Título Original: A High Wind in Jamaica / Año: 1965 / País: Reino Unido / Productora: 20th Century Fox / Duración: 103 min. / Formato: Color - 2.35:1
Guión: Stanley Mann, Ronald Harwood, Denis Cannan (Novela: Richard Hughes) / Fotografía: Douglas Slocombe / Música: Larry Adler
Reparto: Anthony Quinn, James Coburn, Deborah Baxter, Isabel Dean, Nigel Davenport, Gert Fröbe, Lila Kedrova, Dennis Price
Fecha estreno: mayo 1965 (GB) - 26/05/1965 (USA)

“Cuando un hombre es joven y apuesto
espera que el destino le envíe un amor sin lágrimas,
un amor sin fin, mi amor.
Pero cuando la vida pasa y le convierte en hombre
el destino le envía un amor que le cuelga
de un árbol del ahorcado, mi amor”
 
 
En estos tiempos de ridícula aversión a los espoilers (palabro ciertamente de difícil traducción y ya prácticamente adoptada como propia en nuestro idioma) fruto del para mi gusto desmesurado culto a las series de televisión (un formato en el que demasiado a menudo la trama lo es todo y en el que cada vez se cultiva con menos rubor el tan manido recurso del suspense argumental), resulta insólito comprobar cómo las estrofas de la canción que abre Viento en las Velas nos desvelan sin ningún miramiento el trágico desenlace de esta formidable película de aventuras.
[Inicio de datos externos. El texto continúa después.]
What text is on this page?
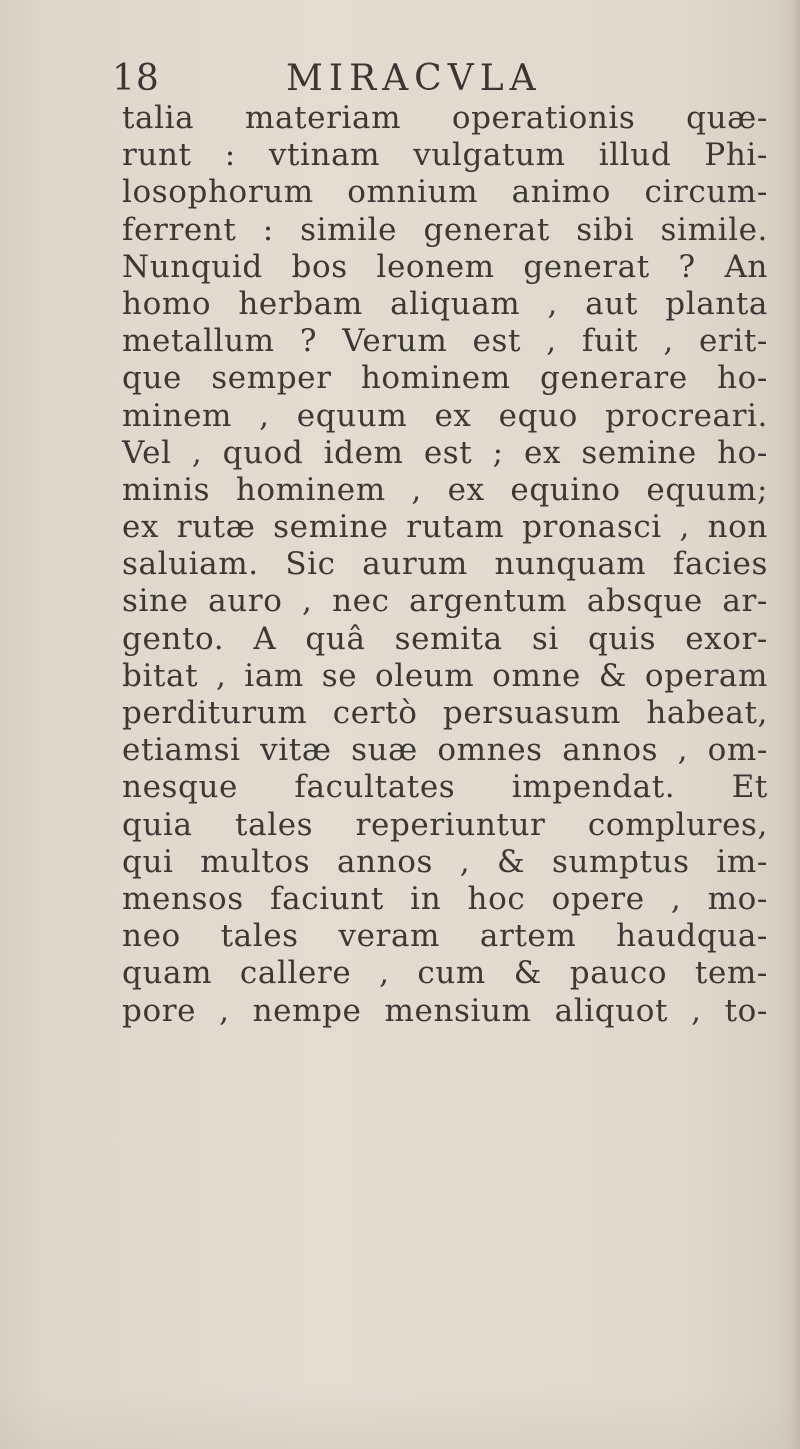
18	MIRACVLA
talia materiam operationis quæ-
runt : vtinam vulgatum illud Phi-
losophorum omnium animo circum-
ferrent : simile generat sibi simile.
Nunquid bos leonem generat ? An
homo herbam aliquam , aut planta
metallum ? Verum est , fuit , erit-
que semper hominem generare ho-
minem , equum ex equo procreari.
Vel , quod idem est ; ex semine ho-
minis hominem , ex equino equum;
ex rutæ semine rutam pronasci , non
saluiam. Sic aurum nunquam facies
sine auro , nec argentum absque ar-
gento. A quâ semita si quis exor-
bitat , iam se oleum omne & operam
perditurum certò persuasum habeat,
etiamsi vitæ suæ omnes annos , om-
nesque facultates impendat. Et
quia tales reperiuntur complures,
qui multos annos , & sumptus im-
mensos faciunt in hoc opere , mo-
neo tales veram artem haudqua-
quam callere , cum & pauco tem-
pore , nempe mensium aliquot , to-
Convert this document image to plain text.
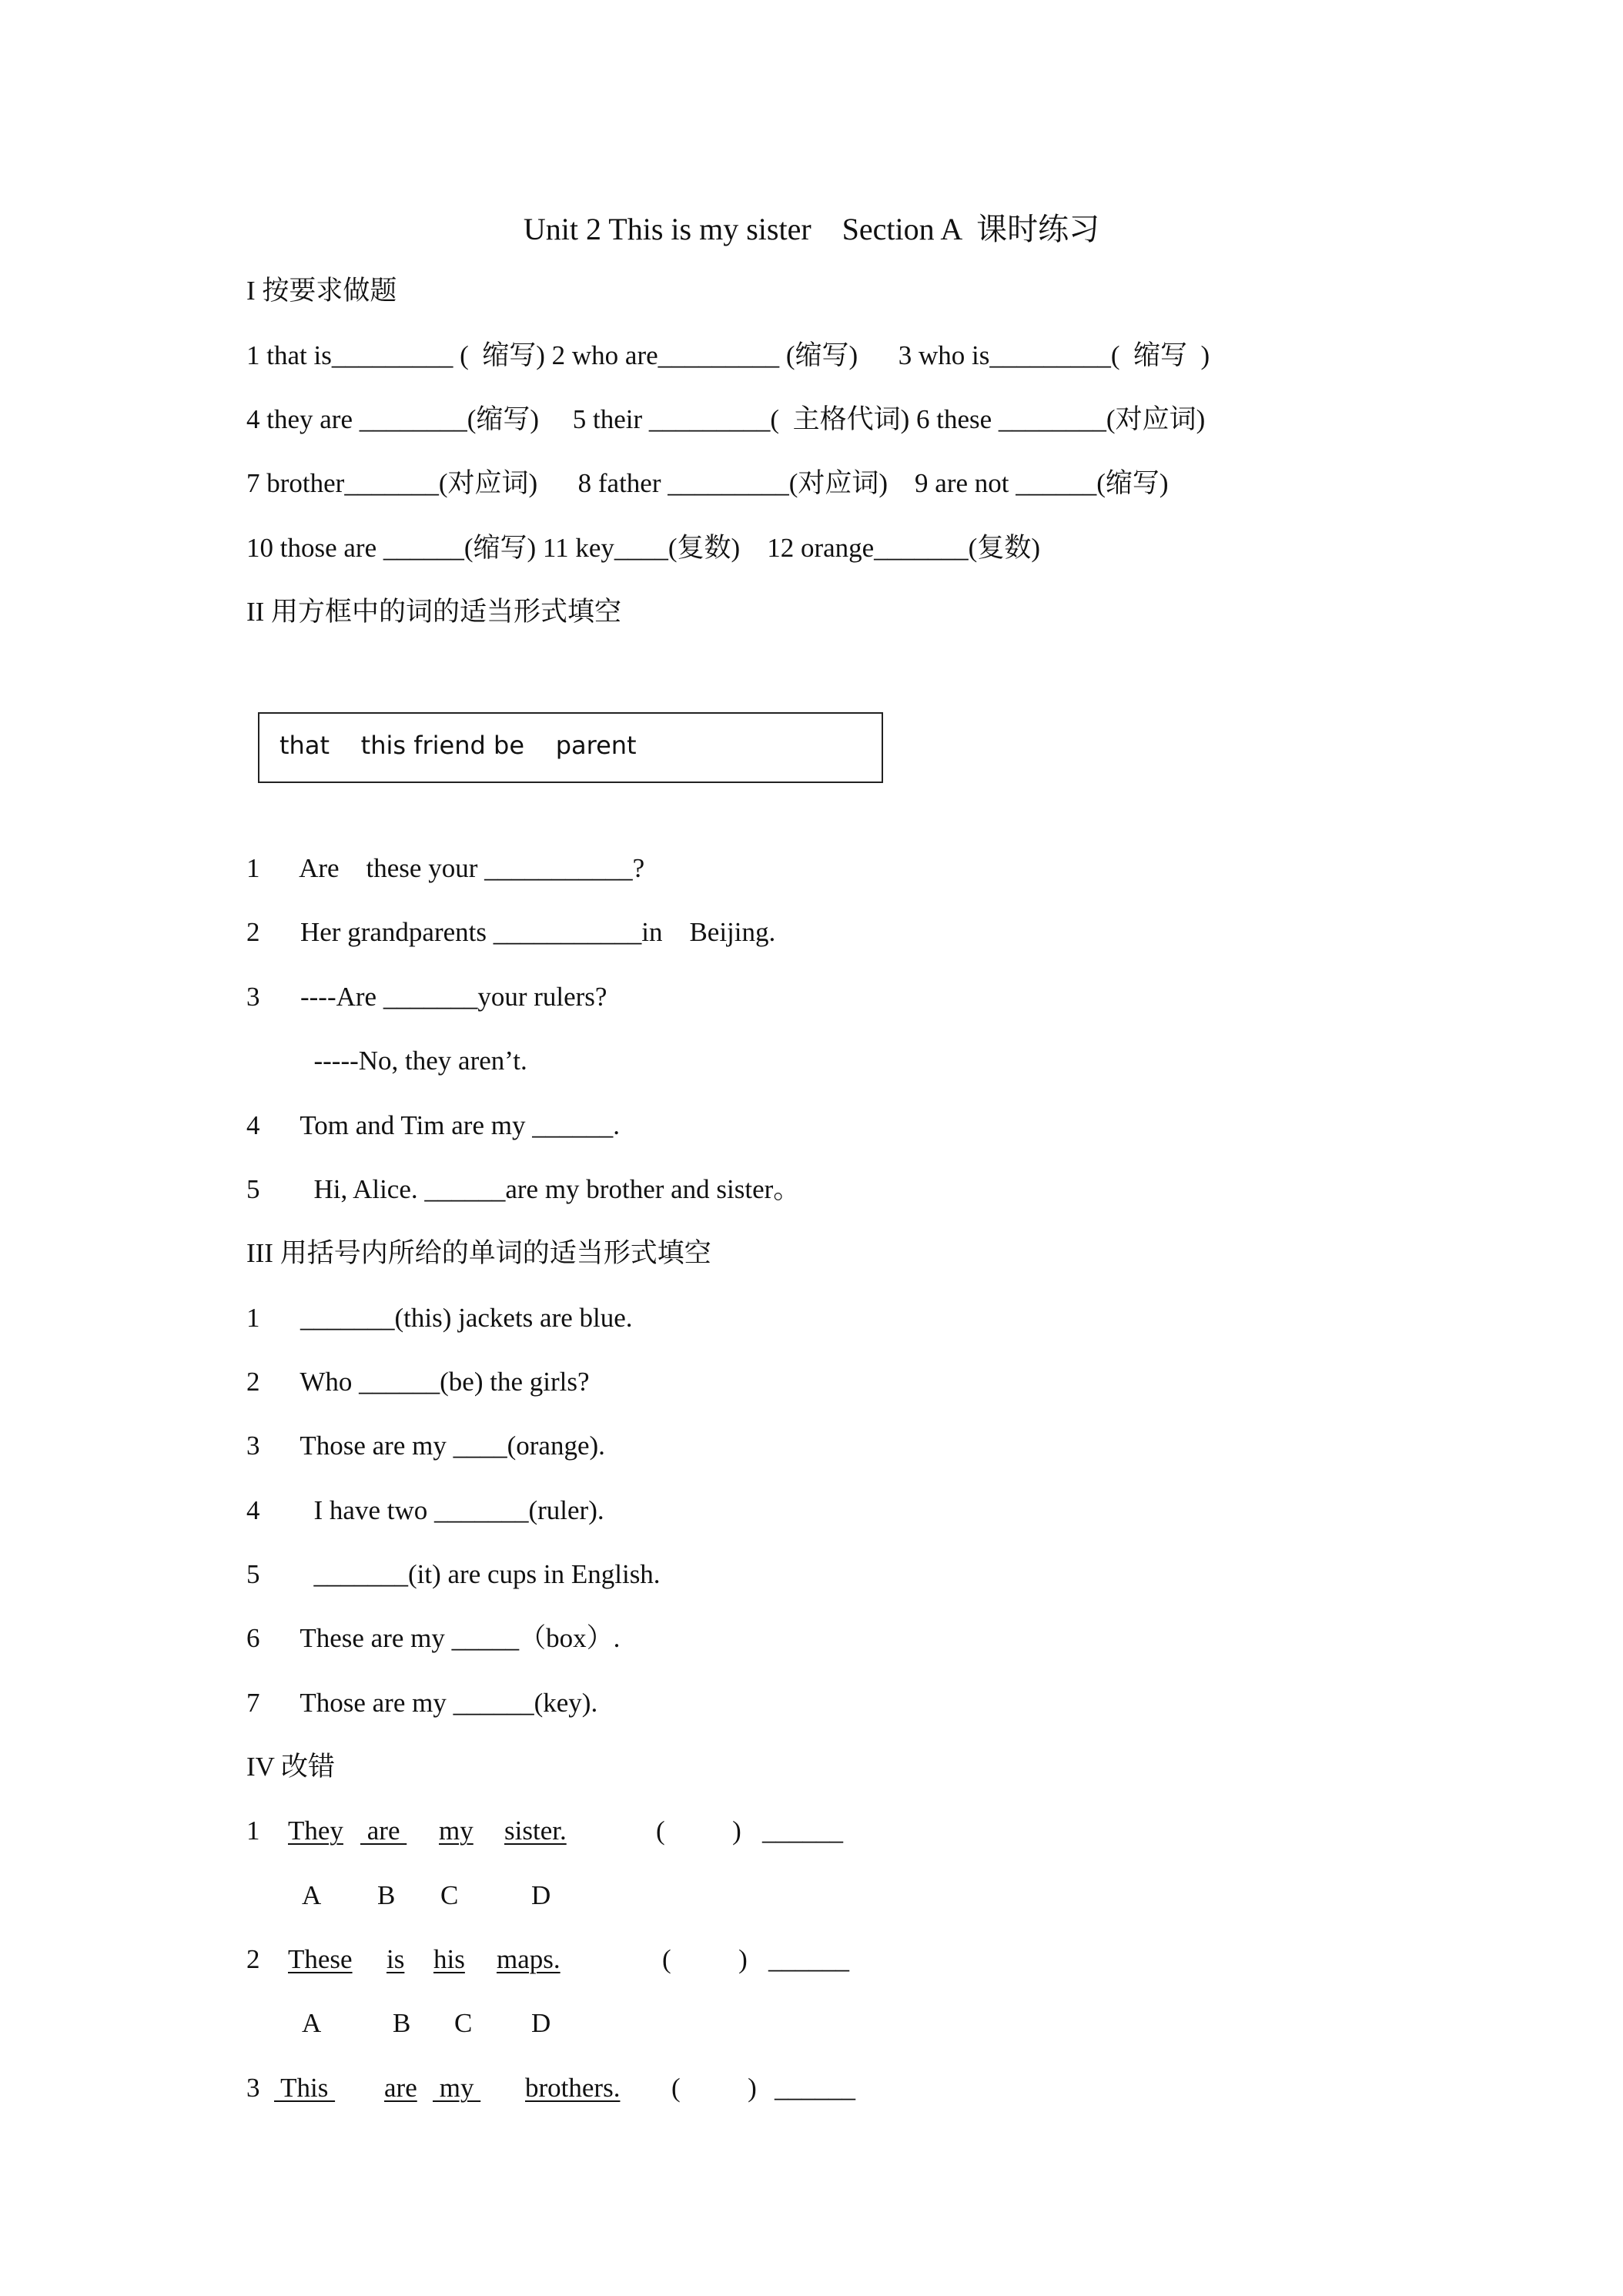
Unit 2 This is my sister    Section A  课时练习
I 按要求做题
1 that is_________ (  缩写) 2 who are_________ (缩写)      3 who is_________(  缩写  )
4 they are ________(缩写)     5 their _________(  主格代词) 6 these ________(对应词)
7 brother_______(对应词)      8 father _________(对应词)    9 are not ______(缩写)
10 those are ______(缩写) 11 key____(复数)    12 orange_______(复数)
II 用方框中的词的适当形式填空
that    this friend be    parent
1      Are    these your ___________?
2      Her grandparents ___________in    Beijing.
3      ----Are _______your rulers?
-----No, they aren’t.
4      Tom and Tim are my ______.
5        Hi, Alice. ______are my brother and sister。
III 用括号内所给的单词的适当形式填空
1      _______(this) jackets are blue.
2      Who ______(be) the girls?
3      Those are my ____(orange).
4        I have two _______(ruler).
5        _______(it) are cups in English.
6      These are my _____（box）.
7      Those are my ______(key).
IV 改错
1 They are my sister.	(          ) ______
A B C	D
2 These is his maps.	(          ) ______
A	B C D
3 This are my brothers. (          ) ______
No sólo eso, sino que las palabras de la bellísima tonada de Mike LeRoy describen perfectamente el tema principal de la película, que no es otro que el del ‘poder destructivo de la inocencia’ (una cuestión presente en prácticamente toda la filmografía de Mackendric, tal como ya señalé en la reseña de la divertidísima El quinteto de la muerte).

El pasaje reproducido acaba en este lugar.